Only the truly stupendous art direction of this film saved it from a rating of "1." David Butler directed what was probably supposed to be a star vehicle for El (short for Elmer) Brendel, a long time vaudevillian, but which was more of a testament to the art deco style and the endless quest to imagine a long-distant future. Made in 1930, looking briefly back to 1880, the film pictures a 1980 in which cars have been replaced by personal planes, food and alcohol have been reduced to pill form, babies are purchased from a machine, and the marriage tribunal acts as matchmaker.

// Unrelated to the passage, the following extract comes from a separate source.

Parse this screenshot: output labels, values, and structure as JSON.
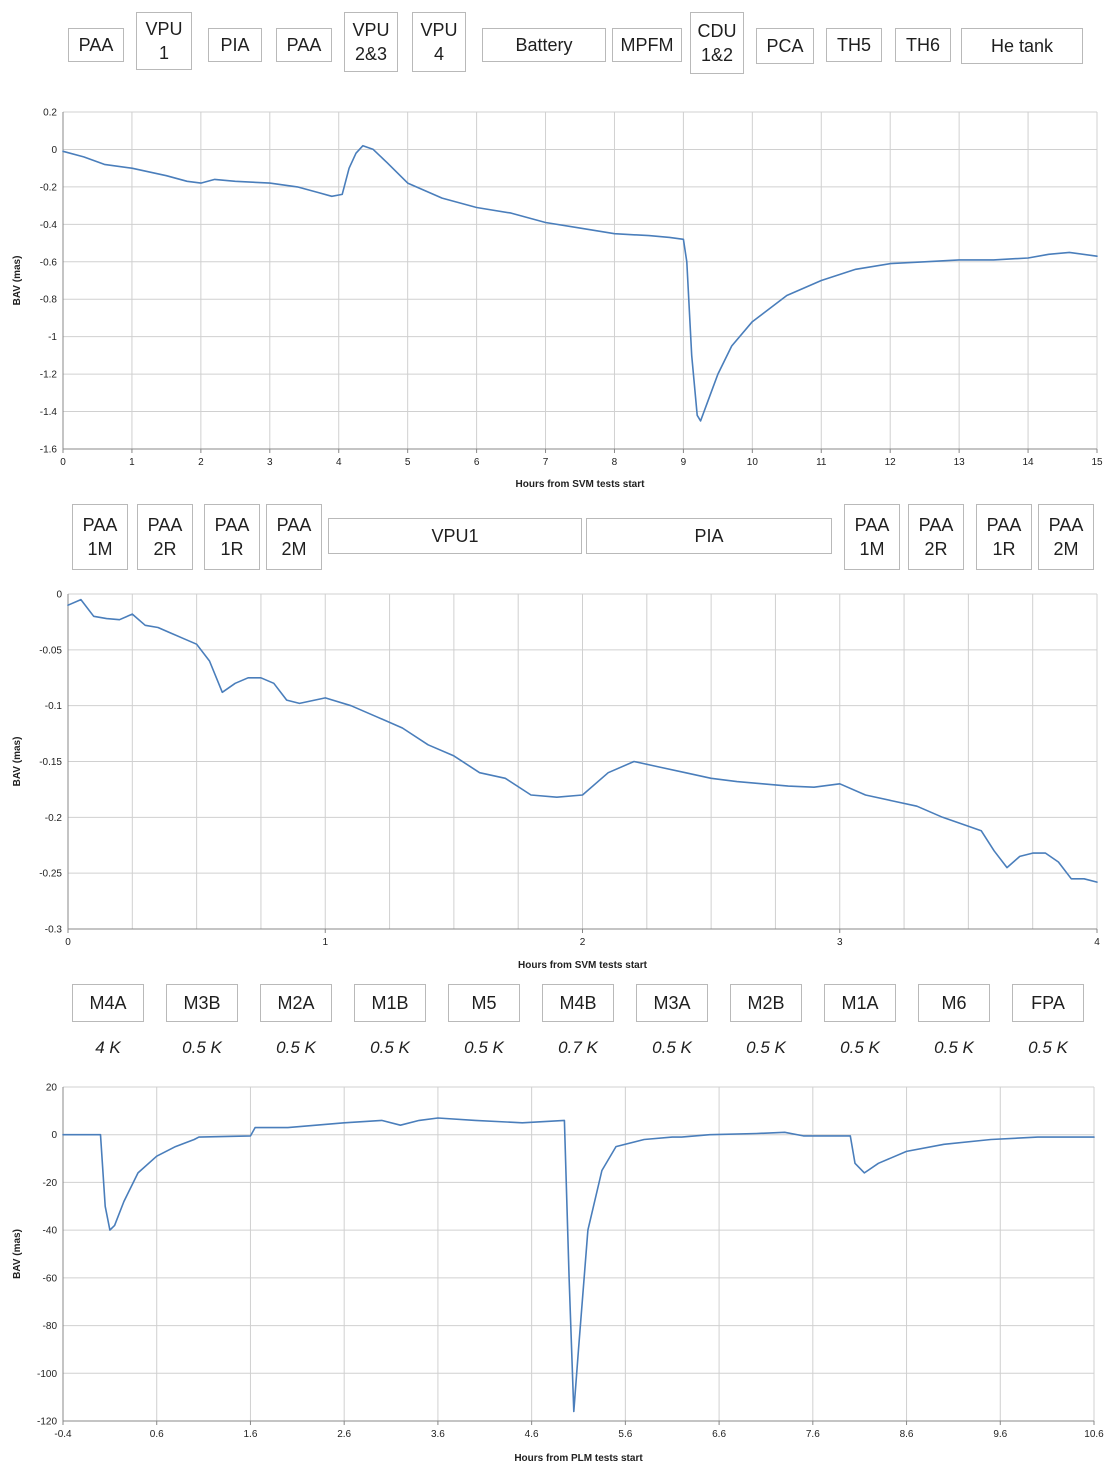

The clothes are mostly skimpy or see-through for the women and odd lapel-less suits with side buttons for the men (actually not so inappropriate for 1980--they looked like something out of a Human League video).People no longer have names, but rather are identified with a combination of letters and numbers which sounds suspiciously like names (J, RT, LN, D, etc.) In two of the exceptions to this trend, the villain is MT (empty?) and the heroine's father is AK. (Given the poke at Henry Ford's anti-semitism, practically the only funny moment in the film, I couldn't help wonder if AK represented the common abbreviation for the Yiddish expression "alte kake," or "old fart.") The plot, if one can call it that, revolves around the star-crossed love of J and LN, facilitated by Brendel and capped by a phenomenal trip to Mars (take that, Mr. Bush). There we learn that as early as 1930, the tradition of women in space wearing skimpy clothing already was in place.There's no real plot, and not a lot of humor, and the songs aren't even that good. (Better DeSylva, Henderson, and Brown numbers can be heard in their biopic, "The Best Things in Life are Free.") There really isn't anything to watch this for other than the spectacular production design.
I finally got to see the film that haunted me since childhood. For years I saw stills from what I was told was a lost film and was amazed at the huge scale of the sets that rivaled what Fritz Lang had done with Metropolis. They were amazing and awe inspiring.I wish I could say the same about the whole movie.Made in the early days of sound this movie is terribly dated. The music seems to be only used during the musical numbers and the jokes seem to be a step above okay vaudeville. Its not bad, its just not good, or good consistently.The plot has a world where everyone is a number some fifty years in the future (ie. 1980). In connected plot lines a man from 1930 is brought back to life and his antics form a ind of comic relief. Meanwhile a young man, unable to win the hand of his lady love ends up going to Mars. Its all a bit madcap and silly.The amazing thing is how much of this has been stolen from over the years with films like Queen of Outer Space and Sleeper seeming to have pulled off bits of plot for their own.Is it worth seeing? Yes. The sets are amazing, even today. The problem is that the rest is hit or miss and the film now is little more than a curio and entry in film history.